Girne Amerikan Üniversitesi (GAÜ) Uluslararası İlişkiler Bölümü Öğretim Üyesi Doç. Dr. Hüseyin Işıksal katıldığı programda, kamuoyunun Kıbrıs’taki Türk tarafının ciddiye almadığını belirterek konuşmasını şu şekilde sürdürdü, “Türkiye’nin yaptığı her hamleyi de başarısızlıkla eşitlemeye çalışan bir kesim var. Onlara göre Türkiye, Kıbrıs davasına ihanet etmeye hazır, Türkiye kendi halkının menfaati için her şeyi yapmaya hazır ve bu doğrultuda da Kıbrıs Türk’ünü çok rahatlıkla feda edebilir. Bu kesim, bu görüşte olduğu için her çıkan malzemeyi bu şekilde kullanıyor. Kimse ne olduğunu incelemeden eteklerdeki taşlar döktü. Hemen bir kesim yaygaraya başladı. Öbür kesim ise tam ne olduğunu anlamadan başka tarafa kaydı.

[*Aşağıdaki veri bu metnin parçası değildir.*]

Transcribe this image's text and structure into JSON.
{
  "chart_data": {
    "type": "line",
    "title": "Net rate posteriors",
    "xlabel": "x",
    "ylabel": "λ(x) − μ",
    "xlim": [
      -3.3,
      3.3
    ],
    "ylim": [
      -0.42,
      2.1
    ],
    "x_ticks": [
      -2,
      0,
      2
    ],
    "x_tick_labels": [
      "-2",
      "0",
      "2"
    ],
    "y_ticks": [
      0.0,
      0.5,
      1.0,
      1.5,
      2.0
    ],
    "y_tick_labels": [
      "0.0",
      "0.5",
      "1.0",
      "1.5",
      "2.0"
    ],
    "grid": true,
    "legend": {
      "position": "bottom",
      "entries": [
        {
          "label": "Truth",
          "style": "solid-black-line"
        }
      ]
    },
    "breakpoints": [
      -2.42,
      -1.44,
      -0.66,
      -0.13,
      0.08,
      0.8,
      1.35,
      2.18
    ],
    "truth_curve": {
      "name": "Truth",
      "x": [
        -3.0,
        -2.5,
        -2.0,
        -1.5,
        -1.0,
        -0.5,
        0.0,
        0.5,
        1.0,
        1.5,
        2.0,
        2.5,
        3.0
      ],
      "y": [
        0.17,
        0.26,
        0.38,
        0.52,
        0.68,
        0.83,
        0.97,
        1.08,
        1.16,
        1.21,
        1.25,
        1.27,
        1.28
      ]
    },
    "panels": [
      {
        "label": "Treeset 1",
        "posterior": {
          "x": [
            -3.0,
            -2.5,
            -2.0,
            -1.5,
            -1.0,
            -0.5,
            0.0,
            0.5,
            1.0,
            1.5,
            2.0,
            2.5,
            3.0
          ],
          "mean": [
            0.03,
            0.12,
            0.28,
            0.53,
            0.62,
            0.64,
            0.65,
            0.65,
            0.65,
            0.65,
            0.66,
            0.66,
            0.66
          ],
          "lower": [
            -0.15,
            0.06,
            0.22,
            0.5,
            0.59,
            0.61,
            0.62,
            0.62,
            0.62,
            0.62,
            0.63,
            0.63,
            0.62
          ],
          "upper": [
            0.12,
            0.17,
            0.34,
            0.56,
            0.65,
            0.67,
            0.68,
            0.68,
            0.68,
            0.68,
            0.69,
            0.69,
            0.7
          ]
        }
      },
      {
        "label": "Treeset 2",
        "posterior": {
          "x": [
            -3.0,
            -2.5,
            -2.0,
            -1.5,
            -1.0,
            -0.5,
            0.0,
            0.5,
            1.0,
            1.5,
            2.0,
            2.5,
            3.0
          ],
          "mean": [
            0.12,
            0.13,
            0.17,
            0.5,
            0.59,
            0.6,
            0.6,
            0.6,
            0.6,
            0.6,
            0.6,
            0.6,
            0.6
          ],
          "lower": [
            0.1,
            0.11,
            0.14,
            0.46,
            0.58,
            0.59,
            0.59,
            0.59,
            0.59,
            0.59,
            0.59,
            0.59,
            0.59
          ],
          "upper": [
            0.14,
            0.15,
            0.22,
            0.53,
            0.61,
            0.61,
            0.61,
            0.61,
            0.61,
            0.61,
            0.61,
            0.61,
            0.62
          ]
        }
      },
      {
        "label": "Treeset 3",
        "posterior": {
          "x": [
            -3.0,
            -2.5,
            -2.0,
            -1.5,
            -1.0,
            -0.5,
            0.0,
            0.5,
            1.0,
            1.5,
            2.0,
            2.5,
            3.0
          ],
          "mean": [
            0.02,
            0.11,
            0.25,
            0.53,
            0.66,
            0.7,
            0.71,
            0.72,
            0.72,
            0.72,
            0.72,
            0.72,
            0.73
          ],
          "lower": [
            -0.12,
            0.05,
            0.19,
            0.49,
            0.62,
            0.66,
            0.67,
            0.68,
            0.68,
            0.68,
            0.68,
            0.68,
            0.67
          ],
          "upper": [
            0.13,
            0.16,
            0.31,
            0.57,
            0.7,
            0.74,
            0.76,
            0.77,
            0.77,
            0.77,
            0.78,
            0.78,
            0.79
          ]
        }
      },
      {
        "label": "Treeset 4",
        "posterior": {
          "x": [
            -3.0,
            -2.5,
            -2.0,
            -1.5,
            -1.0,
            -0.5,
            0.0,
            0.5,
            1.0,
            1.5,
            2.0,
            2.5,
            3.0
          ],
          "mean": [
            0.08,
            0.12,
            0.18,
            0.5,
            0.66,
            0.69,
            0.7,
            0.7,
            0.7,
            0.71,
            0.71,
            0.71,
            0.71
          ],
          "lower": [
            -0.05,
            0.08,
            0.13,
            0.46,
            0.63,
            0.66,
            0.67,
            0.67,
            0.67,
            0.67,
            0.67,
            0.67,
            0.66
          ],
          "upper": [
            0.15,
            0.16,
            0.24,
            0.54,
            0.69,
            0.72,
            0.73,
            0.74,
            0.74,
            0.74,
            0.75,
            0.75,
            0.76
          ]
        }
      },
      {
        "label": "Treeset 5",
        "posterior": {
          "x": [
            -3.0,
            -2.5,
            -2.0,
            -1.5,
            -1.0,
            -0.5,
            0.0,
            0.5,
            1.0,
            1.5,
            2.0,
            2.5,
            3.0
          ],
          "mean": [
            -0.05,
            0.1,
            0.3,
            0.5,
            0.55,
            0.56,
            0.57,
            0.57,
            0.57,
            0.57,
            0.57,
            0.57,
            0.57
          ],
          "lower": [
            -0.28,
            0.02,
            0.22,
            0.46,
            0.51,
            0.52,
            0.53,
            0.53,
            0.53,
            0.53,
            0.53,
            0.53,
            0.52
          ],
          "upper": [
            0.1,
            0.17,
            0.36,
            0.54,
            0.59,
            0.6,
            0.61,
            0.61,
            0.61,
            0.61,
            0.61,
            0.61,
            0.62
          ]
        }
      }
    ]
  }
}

“TÜRKİYE BİR DELİ CESARETİ İLE İMZA ATMIŞ”
Türkiye Avrupa Birliği’ne ilk başvuran ülkelerden birisi olduğunu ve aynı zamanda 1959-2016 süre zarfında Avrupa Birliği’ne aday olup da üyeliği sonuçlanmayan tek ülke olduğunu söyleyen Işıksal, “1963’te Ankara Anlaşması oluyor. Yani iki tarafta birbirini ortak olarak görmüş ve bu süreç resmi olarak başlamış.1973’de ek protokole göre iki taraf şöyle bir anlaşmaya vardı. Dediler ki; “22 yıl sonra Türkiye Gümrük Birliği’ni imzalayacak ve bu anlaşma çerçevesinde iki tarafın yerine getireceği şartlar var.” Gerçekten de 22 yıl sonra, 1995’de Türkiye Gümrük Birliği anlaşmasını imzaladı. Yine GAÜ ailesinden olan Murat Karayalçın dönemin Dış İşleri Bakanı olduğu zamanlarla ilgili şunu savunur; “Avrupa Birliği kendi üzerine düşen yükümlülükleri yerine getirmedi. Mesela serbest dolaşım hakkı.” 1. olarak 1973’de yer almasına rağmen 1995’de yerine getirilmedi. 2. olarak da Türkiye’ye maddi yardım yapılmadı. Neden yapılmadı? Bu anlaşma çok ciddi bir anlaşma; yani, AB’ye üye olan ülkelerin üye olduktan sonra imzaladığı bir anlaşma. Türkiye ile benzer ekonomide olan ülkeler şu şartı koydu, “Tamam biz üye olduk ama gümrük birliği 7 yıl sonra yürürlüğe girsin.” Bu da çok haklı bir şey. Türkiye’ye bakıyorsunuz ne üyelik var, ne de tünelin ucunda bir ışık. Türkiye bir deli cesareti ile buna imza atmış ve o 4-5 yılda durumumuz felaketti. İthalat ve ihracat arasında çok büyük hacim açılmış. Daha sonra 95 yılından 2016 yılına kadar halen daha Avrupa bu şartları yerine getirmekte direniyor. Tabi Türkiye’nin de biraz bastırmasıyla kaçamaz noktaya geldi” dedi.
“TÜRKİYE, RUM KESİM’İNİ TANIMIYOR”
Işıksal, konuşmasında son olarak şu ifadelere yer verdi, “Şimdi yeni bir oyun yapmaya çalıştılar. Türkiye, Rum Kesim’ini tanımıyor. Bu noktadan ne elde edebiliriz, Türkiye’yi nasıl sıkıştırabiliriz noktasında şöyle bir şart koydu, “Sen de karşılığında tüm Avrupa Birliği üyelerine vizeyi kaldıracaksın.” Şunu demek istiyorum, bu kadar gürültü kopuyor ama bu doğal bir sürecin, yani Avrupa Birliği’nin yapmış olduğu mızmızlığın bir devamı. Sonuç olarak çok değişen bir şey yok.”